Ainsi, définit-il d'un mot le don qu'il reçoit de Dieu en échange de ses humiliations: il revoit dans leur âme les maisons pauvres, les jardins paysans, les domaines sans faste aux grilles que les rosiers dévorent le long des routes. Et tendrement il s'indigne que je néglige pour des voyages la terre que Dieu m'a dévolue. “...Qu'avez-vous à faire sur les lacs italiens, alors que vous possédez au bord de votre fleuve, un toit heureux entre des charmilles et les prairies au [dela] des quelles s'aperçoit la ligne incurvée des coteaux que vous avez chantés...”

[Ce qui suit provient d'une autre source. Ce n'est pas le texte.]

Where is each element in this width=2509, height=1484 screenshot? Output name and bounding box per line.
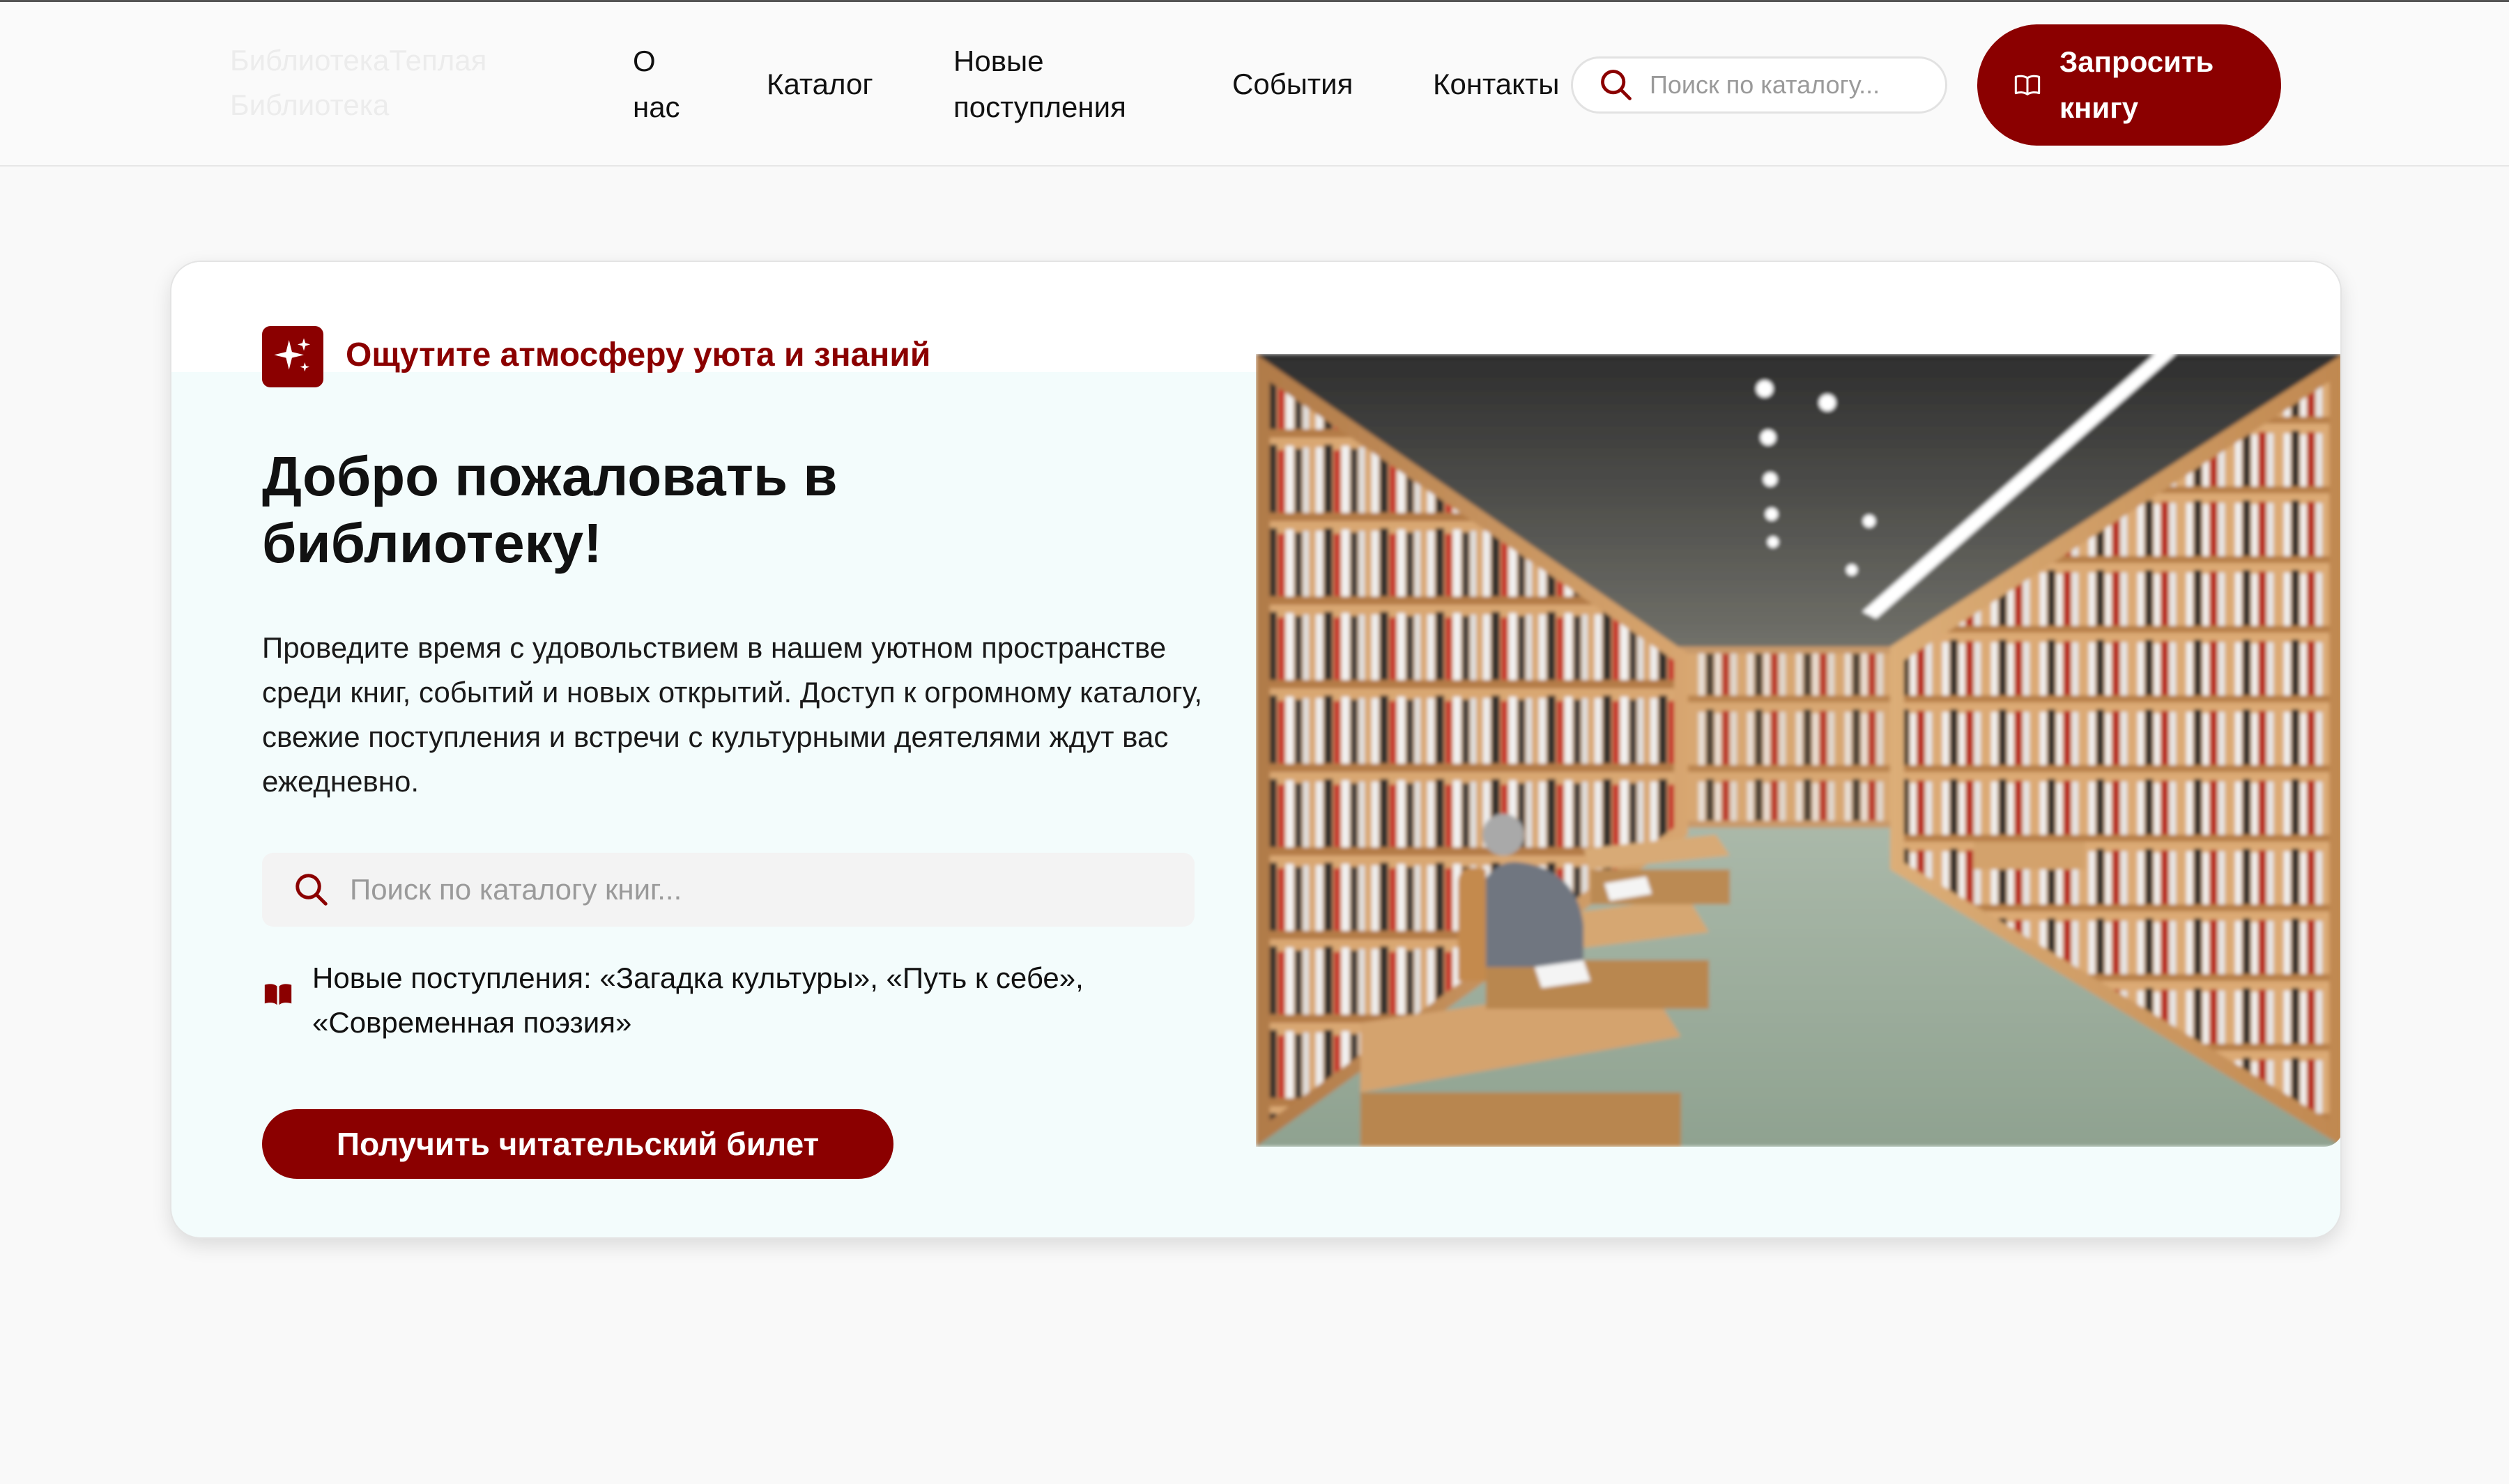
search-icon [296, 874, 328, 906]
site-header: БиблиотекаТеплая Библиотека О нас Катало… [0, 2, 2509, 167]
get-reader-ticket-button[interactable]: Получить читательский билет [262, 1109, 893, 1179]
nav-catalog[interactable]: Каталог [767, 61, 873, 107]
nav-about[interactable]: О нас [633, 38, 696, 130]
header-search-box[interactable] [1571, 56, 1947, 114]
nav-contacts[interactable]: Контакты [1433, 61, 1559, 107]
tagline-badge [262, 326, 323, 387]
catalog-search-box[interactable] [262, 853, 1195, 927]
book-icon [264, 984, 292, 1005]
sparkles-icon [274, 338, 311, 372]
request-book-label: Запросить книгу [2059, 45, 2214, 124]
hero-title: Добро пожаловать в библиотеку! [262, 445, 838, 574]
book-open-icon [2014, 75, 2041, 95]
catalog-search-input[interactable] [350, 873, 1172, 906]
hero-card: Ощутите атмосферу уюта и знаний Добро по… [170, 261, 2342, 1239]
request-book-button[interactable]: Запросить книгу [1977, 24, 2281, 146]
nav-new-arrivals[interactable]: Новые поступления [953, 38, 1163, 130]
hero-description: Проведите время с удовольствием в нашем … [262, 631, 1203, 798]
search-icon [1601, 70, 1632, 100]
new-arrivals-text: Новые поступления: «Загадка культуры», «… [312, 961, 1084, 1039]
nav-events[interactable]: События [1232, 61, 1353, 107]
library-interior-photo [1256, 354, 2340, 1147]
hero-tagline: Ощутите атмосферу уюта и знаний [346, 337, 931, 373]
header-search-input[interactable] [1650, 70, 1928, 100]
new-arrivals-note: Новые поступления: «Загадка культуры», «… [262, 956, 1168, 1045]
site-logo[interactable]: БиблиотекаТеплая Библиотека [230, 38, 523, 127]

Malgré cet insistant rappel, le courant m'emportait loin de lui. Pour ce rêveur, toute agitation était ennemie qui l'arrachait à son éternel songe et les mille tourments de sa besogneuse existence le détournait déjà de sa vraie vie comme le fait, pour les jeunes hommes d'aujourd'hui, l'indéfinie et morne guerre. Sa conception du bonheur humain: des jours de travail dans une terre familiale, un “toit heureux” abritant des enfants et des livres, la présence de Dieu au fond de chaque cœur, la mort au monde, la renaissance à des jours de labeur et de méditation parmi les jeux ineffables des saisons, comme notre cœur l'accueille aujourd'hui et qu'il se détache de tout autre mirage!
Mais, dans ces folles années, je méconnaissais la sagesse de mon ami et pour qu'il me pardonnât de courir la poste, je lui adressais des photographies de tableaux. Nul doute que ces reproductions aient été mieux goûtées de cette âme que le furent les peintures originales par mon étourderie de garçon musard et indifférent. Il m'écrivait: “Grâce à vous, cher voyageur, il y a tous ces soirs, dans la chambre modeste de votre ami une fête mystérieuse dont nul ne se doute. Tour à tour, sous la lampe, passent de purs et douloureux visages, châtoient des costumes anciens, rêvent des yeux et les cœurs qu'ils révèlent. Vous avez prévu mon goût pour la Sainte aux mains croisées (la Madeleine de Giovanni Bellini). Sa face grave et ardente est l'image même de la passion –de celle qui se connaît, s'accepte et se contient, la seule qui me touche, peut-être parce qu'elle est la seule que je sache. Cette figure ne me laissera plus. J'ai trouvé là le visage même de mon âme. Elle vous remercie du miroir que vous lui avez tendu...”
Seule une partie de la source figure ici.